Mas a minha casa sempre ficou muito vazia, assim que entrei vi a governanta uma senhora muito doce a Mary e a Ariele uma das meninas que trabalham aqui arrumando umas caixas, e achei aquilo muito estranho.
— Senhora D'Ávila — a Mary falou com um sorrisinho de brincadeira.
— Sangrend, eu não quero que ninguém mais fale este sobrenome.
— Sim, senhora — elas falaram juntas.
— E estas coisas? — perguntei me concentrando para não chorar.
— São do doutor Matheus senhora...
— E o que estão fazendo aqui?
— O doutor Caleb mandou, são algumas roupas os demais ele disse que ele pegava depois da lua de mel...

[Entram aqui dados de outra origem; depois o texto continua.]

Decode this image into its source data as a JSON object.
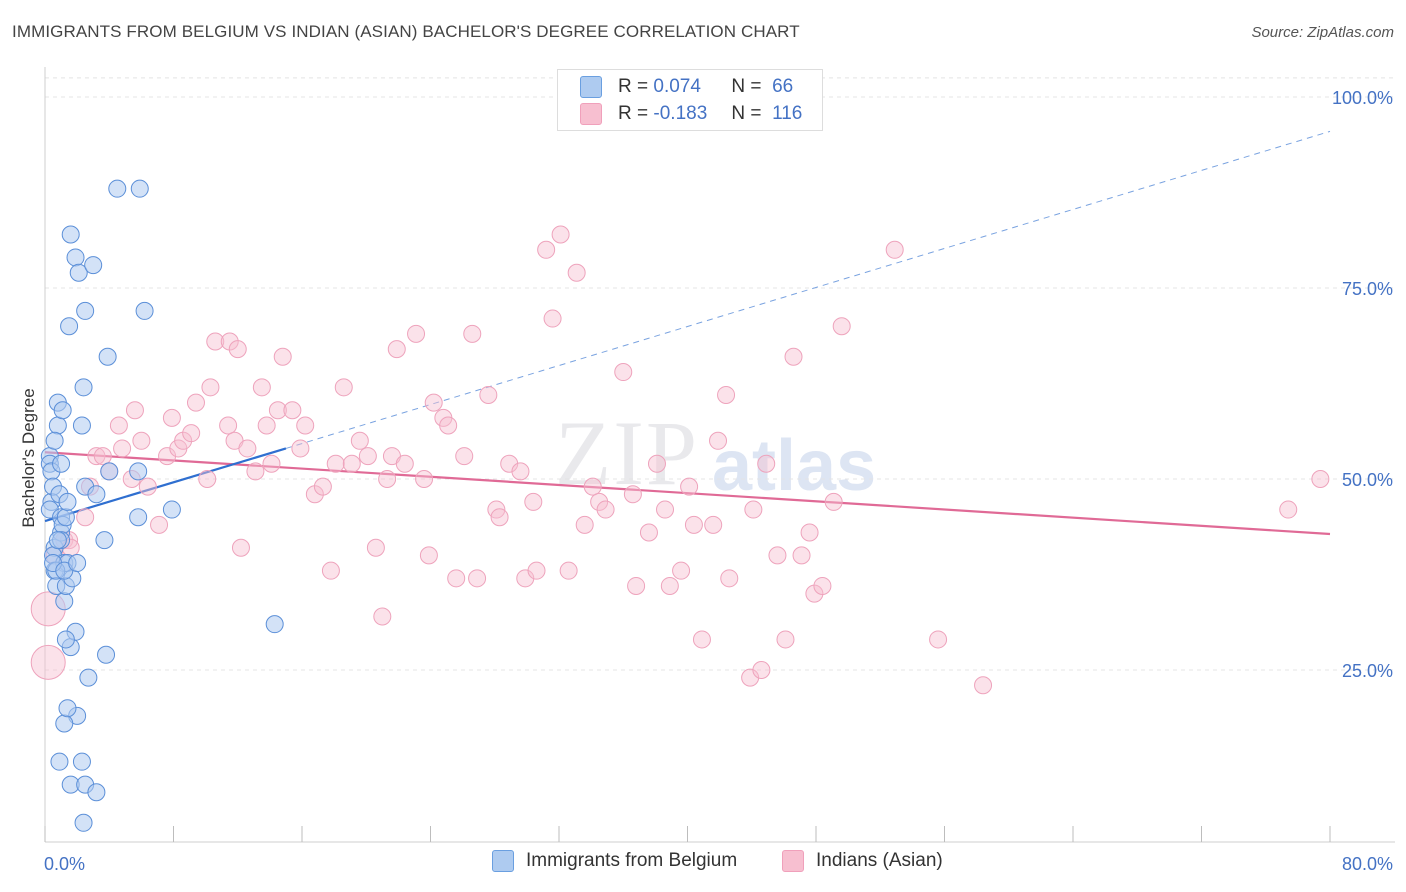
{
  "title": "IMMIGRANTS FROM BELGIUM VS INDIAN (ASIAN) BACHELOR'S DEGREE CORRELATION CHART",
  "source": "Source: ZipAtlas.com",
  "watermark": {
    "zip": "ZIP",
    "atlas": "atlas"
  },
  "legend": {
    "rows": [
      {
        "r_label": "R =",
        "r_value": "0.074",
        "n_label": "N =",
        "n_value": "66",
        "color": "#aecbf0"
      },
      {
        "r_label": "R =",
        "r_value": "-0.183",
        "n_label": "N =",
        "n_value": "116",
        "color": "#f7bfd0"
      }
    ]
  },
  "bottom_legend": {
    "items": [
      {
        "label": "Immigrants from Belgium",
        "color": "#aecbf0"
      },
      {
        "label": "Indians (Asian)",
        "color": "#f7bfd0"
      }
    ]
  },
  "chart_data": {
    "type": "scatter",
    "title": "IMMIGRANTS FROM BELGIUM VS INDIAN (ASIAN) BACHELOR'S DEGREE CORRELATION CHART",
    "xlabel": "",
    "ylabel": "Bachelor's Degree",
    "xlim": [
      0,
      80
    ],
    "ylim": [
      0,
      105
    ],
    "x_tick_labels": [
      "0.0%",
      "80.0%"
    ],
    "y_tick_labels": [
      "25.0%",
      "50.0%",
      "75.0%",
      "100.0%"
    ],
    "y_ticks": [
      25,
      50,
      75,
      100
    ],
    "colors": {
      "belgium": "#6a9fe0",
      "indian": "#f0a0bb",
      "belgium_line": "#2f6fd0",
      "indian_line": "#e06a96",
      "tick_text": "#4472c4"
    },
    "series": [
      {
        "name": "Immigrants from Belgium",
        "R": 0.074,
        "N": 66,
        "trend": {
          "x": [
            0,
            15
          ],
          "y": [
            44.5,
            54.0
          ]
        },
        "trend_extended": {
          "x": [
            15,
            80
          ],
          "y": [
            54.0,
            95.5
          ]
        },
        "points": [
          [
            0.3,
            53
          ],
          [
            0.3,
            52
          ],
          [
            0.4,
            51
          ],
          [
            0.4,
            47
          ],
          [
            0.3,
            46
          ],
          [
            0.5,
            49
          ],
          [
            0.6,
            41
          ],
          [
            0.5,
            40
          ],
          [
            0.6,
            38
          ],
          [
            0.7,
            36
          ],
          [
            0.8,
            57
          ],
          [
            0.8,
            60
          ],
          [
            0.9,
            48
          ],
          [
            1.0,
            52
          ],
          [
            1.0,
            45
          ],
          [
            1.0,
            43
          ],
          [
            1.1,
            44
          ],
          [
            1.2,
            34
          ],
          [
            1.2,
            39
          ],
          [
            1.3,
            36
          ],
          [
            1.1,
            59
          ],
          [
            1.3,
            45
          ],
          [
            1.4,
            47
          ],
          [
            1.4,
            39
          ],
          [
            1.6,
            28
          ],
          [
            1.7,
            37
          ],
          [
            1.6,
            82
          ],
          [
            1.9,
            79
          ],
          [
            1.9,
            30
          ],
          [
            2.0,
            19
          ],
          [
            2.1,
            77
          ],
          [
            2.3,
            57
          ],
          [
            2.4,
            62
          ],
          [
            2.5,
            49
          ],
          [
            2.5,
            72
          ],
          [
            2.7,
            24
          ],
          [
            3.0,
            78
          ],
          [
            3.2,
            48
          ],
          [
            3.7,
            42
          ],
          [
            3.8,
            27
          ],
          [
            3.9,
            66
          ],
          [
            4.0,
            51
          ],
          [
            4.5,
            88
          ],
          [
            5.9,
            88
          ],
          [
            5.8,
            51
          ],
          [
            5.8,
            45
          ],
          [
            6.2,
            72
          ],
          [
            7.9,
            46
          ],
          [
            14.3,
            31
          ],
          [
            1.5,
            70
          ],
          [
            1.2,
            18
          ],
          [
            1.4,
            20
          ],
          [
            0.9,
            13
          ],
          [
            1.6,
            10
          ],
          [
            2.3,
            13
          ],
          [
            2.5,
            10
          ],
          [
            3.2,
            9
          ],
          [
            2.4,
            5
          ],
          [
            0.6,
            55
          ],
          [
            0.7,
            38
          ],
          [
            1.0,
            42
          ],
          [
            0.5,
            39
          ],
          [
            1.3,
            29
          ],
          [
            0.8,
            42
          ],
          [
            1.2,
            38
          ],
          [
            2.0,
            39
          ]
        ]
      },
      {
        "name": "Indians (Asian)",
        "R": -0.183,
        "N": 116,
        "trend": {
          "x": [
            0,
            80
          ],
          "y": [
            53.5,
            42.8
          ]
        },
        "points": [
          [
            0.2,
            33
          ],
          [
            0.2,
            26
          ],
          [
            0.6,
            40
          ],
          [
            1.2,
            42
          ],
          [
            1.5,
            42
          ],
          [
            1.6,
            41
          ],
          [
            2.5,
            45
          ],
          [
            2.8,
            49
          ],
          [
            3.2,
            53
          ],
          [
            3.6,
            53
          ],
          [
            4.0,
            51
          ],
          [
            4.6,
            57
          ],
          [
            4.8,
            54
          ],
          [
            5.4,
            50
          ],
          [
            5.6,
            59
          ],
          [
            6.0,
            55
          ],
          [
            6.4,
            49
          ],
          [
            7.1,
            44
          ],
          [
            7.6,
            53
          ],
          [
            7.9,
            58
          ],
          [
            8.3,
            54
          ],
          [
            8.6,
            55
          ],
          [
            9.1,
            56
          ],
          [
            9.4,
            60
          ],
          [
            10.1,
            50
          ],
          [
            10.3,
            62
          ],
          [
            10.6,
            68
          ],
          [
            11.4,
            57
          ],
          [
            11.5,
            68
          ],
          [
            11.8,
            55
          ],
          [
            12.2,
            41
          ],
          [
            12.6,
            54
          ],
          [
            13.1,
            51
          ],
          [
            13.5,
            62
          ],
          [
            13.8,
            57
          ],
          [
            14.1,
            52
          ],
          [
            14.5,
            59
          ],
          [
            14.8,
            66
          ],
          [
            15.4,
            59
          ],
          [
            15.9,
            54
          ],
          [
            16.2,
            57
          ],
          [
            16.8,
            48
          ],
          [
            17.3,
            49
          ],
          [
            17.8,
            38
          ],
          [
            18.1,
            52
          ],
          [
            18.6,
            62
          ],
          [
            19.1,
            52
          ],
          [
            19.6,
            55
          ],
          [
            20.1,
            53
          ],
          [
            20.6,
            41
          ],
          [
            21.0,
            32
          ],
          [
            21.6,
            53
          ],
          [
            21.9,
            67
          ],
          [
            22.4,
            52
          ],
          [
            23.1,
            69
          ],
          [
            23.6,
            50
          ],
          [
            23.9,
            40
          ],
          [
            24.2,
            60
          ],
          [
            24.8,
            58
          ],
          [
            25.1,
            57
          ],
          [
            25.6,
            37
          ],
          [
            26.1,
            53
          ],
          [
            26.6,
            69
          ],
          [
            26.9,
            37
          ],
          [
            27.6,
            61
          ],
          [
            28.1,
            46
          ],
          [
            28.3,
            45
          ],
          [
            28.9,
            52
          ],
          [
            29.6,
            51
          ],
          [
            29.9,
            37
          ],
          [
            30.4,
            47
          ],
          [
            30.6,
            38
          ],
          [
            31.2,
            80
          ],
          [
            31.6,
            71
          ],
          [
            32.1,
            82
          ],
          [
            32.6,
            38
          ],
          [
            33.1,
            77
          ],
          [
            33.6,
            44
          ],
          [
            34.1,
            49
          ],
          [
            34.5,
            47
          ],
          [
            34.9,
            46
          ],
          [
            36.0,
            64
          ],
          [
            36.6,
            48
          ],
          [
            36.8,
            36
          ],
          [
            37.6,
            43
          ],
          [
            38.1,
            52
          ],
          [
            38.6,
            46
          ],
          [
            38.9,
            36
          ],
          [
            39.6,
            38
          ],
          [
            40.1,
            49
          ],
          [
            40.4,
            44
          ],
          [
            40.9,
            29
          ],
          [
            41.6,
            44
          ],
          [
            41.9,
            55
          ],
          [
            42.4,
            61
          ],
          [
            42.6,
            37
          ],
          [
            43.9,
            24
          ],
          [
            44.1,
            46
          ],
          [
            44.6,
            25
          ],
          [
            44.9,
            52
          ],
          [
            45.6,
            40
          ],
          [
            46.1,
            29
          ],
          [
            46.6,
            66
          ],
          [
            47.1,
            40
          ],
          [
            47.6,
            43
          ],
          [
            47.9,
            35
          ],
          [
            48.4,
            36
          ],
          [
            49.1,
            47
          ],
          [
            49.6,
            70
          ],
          [
            52.9,
            80
          ],
          [
            55.6,
            29
          ],
          [
            58.4,
            23
          ],
          [
            77.4,
            46
          ],
          [
            79.4,
            50
          ],
          [
            12.0,
            67
          ],
          [
            21.3,
            50
          ]
        ]
      }
    ]
  }
}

— Joguem tudo no lixo, queimem, façam o que quiserem com isso, eu não quero ver nada, e eu não quero ouvir o nome desde homem eu não quero nada dele nesta casa, a primeira pessoa que falar dele está demitido, entenderam avise a todos, eu vou para o meu quarto não quero ser incomodada — falei subindo, e fui até o meu quarto e a Zoey entrou no meu quarto junto comigo tirei o meu salto.
— O que aconteceu com você Amy? você está se ouvindo? O que aconteceu com o Matheus?
Quando ela falou o nome do Matheus, eu peguei o vazo de flores, e joguei no quadro onde tinha uma foto de nos dois.
— Amy — ela gritou.
E eu caí na chão perto dos cacos de vidros chorando.
— Amy vem — ela falou me chamando para deitar no colo dela. — O que aconteceu?
— O safado me traiu, eu já sabia que era um errou este casamento e******o, agora ele me traí em plena lua de mel Zoey, em plena lua de mel — falei com raiva.
— Vai passar amigas...
— Eu gostava tanto dele, foram mais de cinco anos da minha vida jogados no lixo.
— Não pensa assim, quem sabe você não vai conhecer um homem legal...
— Eu não quero um homem legal....
— Toda mulher quer conhecer um homem bacana, eu sonho em me casar, ter filhos...
— Eu também tinha estes planos com o Matheus, você mesma sabe o quanto eu sonho em ter filhos — falei chorando.
— Amiga vamos se acalma, o Matheus, ele só não era o homem certo para você...
— Não existe homem certo Zoey — falei me levantando para olha para ela.
— Existe sim....
— Não — eu aguentava mais ouvir estas bobagens.
— Você vai conhecer um cara do bem, que te proporcione uma relação estável...
— Eu não quero relação estável — falei me levantando indo para o meu closet, e ela veio atrás de mim.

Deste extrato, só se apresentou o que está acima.